Per STAT, “The researchers expect additional lab studies currently underway to show that those samples don’t contain live virus with the capability to cause human infections, meaning that the risk of pasteurized milk to consumer health is still very low. But the prevalence of viral genetic material in the products they sampled suggests that the H5N1 outbreak is likely far more widespread in dairy cows than official counts indicate.”

NBC News quoted a flu virologist at St. Jude Children’s Research Hospital, Richard Webby, who noted that the number of milk samples that tested positive for viral fragments “does seem high if the number of infected farms is indeed only 30-odd. Clearly there are more infected animals out there than being reported.”

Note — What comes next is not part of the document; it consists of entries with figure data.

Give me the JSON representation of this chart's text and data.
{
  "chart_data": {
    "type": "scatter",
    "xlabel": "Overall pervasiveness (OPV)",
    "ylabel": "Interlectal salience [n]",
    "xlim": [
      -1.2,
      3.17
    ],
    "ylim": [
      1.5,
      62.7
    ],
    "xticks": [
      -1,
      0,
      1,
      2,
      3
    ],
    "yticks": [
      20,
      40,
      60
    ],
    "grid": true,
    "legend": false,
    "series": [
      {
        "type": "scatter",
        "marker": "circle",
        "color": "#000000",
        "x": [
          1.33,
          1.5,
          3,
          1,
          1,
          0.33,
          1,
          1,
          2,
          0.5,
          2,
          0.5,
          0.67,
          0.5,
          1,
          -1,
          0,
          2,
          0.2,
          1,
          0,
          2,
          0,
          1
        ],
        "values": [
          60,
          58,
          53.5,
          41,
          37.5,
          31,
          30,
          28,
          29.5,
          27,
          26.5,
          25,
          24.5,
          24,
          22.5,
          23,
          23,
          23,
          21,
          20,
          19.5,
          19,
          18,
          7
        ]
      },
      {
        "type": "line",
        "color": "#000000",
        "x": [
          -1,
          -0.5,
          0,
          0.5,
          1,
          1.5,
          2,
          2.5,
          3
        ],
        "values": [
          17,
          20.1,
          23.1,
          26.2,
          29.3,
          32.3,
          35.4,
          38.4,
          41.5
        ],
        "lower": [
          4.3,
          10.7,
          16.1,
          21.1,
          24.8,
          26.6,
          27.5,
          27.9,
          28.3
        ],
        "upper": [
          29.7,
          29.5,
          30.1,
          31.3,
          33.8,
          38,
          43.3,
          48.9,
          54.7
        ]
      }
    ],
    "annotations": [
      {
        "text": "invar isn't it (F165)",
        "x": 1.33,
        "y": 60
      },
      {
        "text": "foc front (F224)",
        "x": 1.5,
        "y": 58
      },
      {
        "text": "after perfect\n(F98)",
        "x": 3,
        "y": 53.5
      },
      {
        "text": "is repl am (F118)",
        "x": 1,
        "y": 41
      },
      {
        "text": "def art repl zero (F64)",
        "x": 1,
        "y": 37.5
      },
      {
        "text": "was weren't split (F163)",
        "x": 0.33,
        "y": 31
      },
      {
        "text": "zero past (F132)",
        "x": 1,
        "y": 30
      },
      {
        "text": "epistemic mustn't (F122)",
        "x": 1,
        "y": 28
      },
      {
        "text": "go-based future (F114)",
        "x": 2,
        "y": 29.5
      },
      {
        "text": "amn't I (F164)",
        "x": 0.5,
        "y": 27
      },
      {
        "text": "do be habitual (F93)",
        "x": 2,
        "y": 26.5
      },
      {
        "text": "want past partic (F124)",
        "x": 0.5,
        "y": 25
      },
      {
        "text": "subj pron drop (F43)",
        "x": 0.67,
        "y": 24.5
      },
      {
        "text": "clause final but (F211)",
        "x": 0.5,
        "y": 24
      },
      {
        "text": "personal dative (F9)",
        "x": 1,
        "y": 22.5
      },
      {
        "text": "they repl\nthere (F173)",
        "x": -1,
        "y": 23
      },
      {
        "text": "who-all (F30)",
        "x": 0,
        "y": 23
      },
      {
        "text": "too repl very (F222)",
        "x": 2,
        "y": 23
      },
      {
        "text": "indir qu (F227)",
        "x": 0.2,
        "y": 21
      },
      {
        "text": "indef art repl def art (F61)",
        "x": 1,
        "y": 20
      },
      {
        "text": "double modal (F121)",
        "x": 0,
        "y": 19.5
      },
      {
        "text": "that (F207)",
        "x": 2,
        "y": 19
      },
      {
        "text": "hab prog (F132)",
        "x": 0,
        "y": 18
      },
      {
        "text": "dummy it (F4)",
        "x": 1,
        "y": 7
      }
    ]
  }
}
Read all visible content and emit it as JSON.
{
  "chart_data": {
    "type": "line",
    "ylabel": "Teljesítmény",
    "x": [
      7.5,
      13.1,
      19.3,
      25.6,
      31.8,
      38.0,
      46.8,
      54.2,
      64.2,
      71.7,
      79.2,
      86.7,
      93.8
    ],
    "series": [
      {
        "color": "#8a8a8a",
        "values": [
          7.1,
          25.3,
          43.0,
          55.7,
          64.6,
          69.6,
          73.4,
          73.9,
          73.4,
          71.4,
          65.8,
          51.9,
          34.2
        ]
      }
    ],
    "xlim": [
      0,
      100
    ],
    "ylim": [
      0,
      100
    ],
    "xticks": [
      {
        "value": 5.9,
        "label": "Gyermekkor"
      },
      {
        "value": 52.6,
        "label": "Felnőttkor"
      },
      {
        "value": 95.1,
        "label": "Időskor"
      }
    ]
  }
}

Of the outbreak, “I think it’s safe to say that it’s longer and much more extensive that has been realized,” Dr. Michael Mina, an epidemiologist and former professor of immunology and infectious diseases at the Harvard T.H. Chan School of Public Health, told reporters during a briefing midweek.

But again, health experts are not unduly worried about human health related to avian influenza in cattle at the moment.

“CDC has not identified any out-of-the-ordinary influenza-related emergency department visits, even when we compare areas where H5N1 has spread among cattle against areas where it has not,” Dr. Nirav Shah, principal deputy director of the CDC, said during the media briefing.

Safety advice

As for staying safe, CDC recommends that people avoid entirely or use respiratory and eye protection around sick or dead birds and animals, domesticated or wild, as well as “animal feces, litter or materials contaminated by birds or other animals” that might have bird flu infection.

CDC also warns against preparing or eating uncooked or undercooked food or “related uncooked food products, such as unpasteurized (raw) milk or raw cheeses” from animals with suspected or confirmed bird flu.

For farmers or those with livestock or backyard flocks, the safety recommendations extend to surfaces and water that might be contaminated with animal excretion, as well.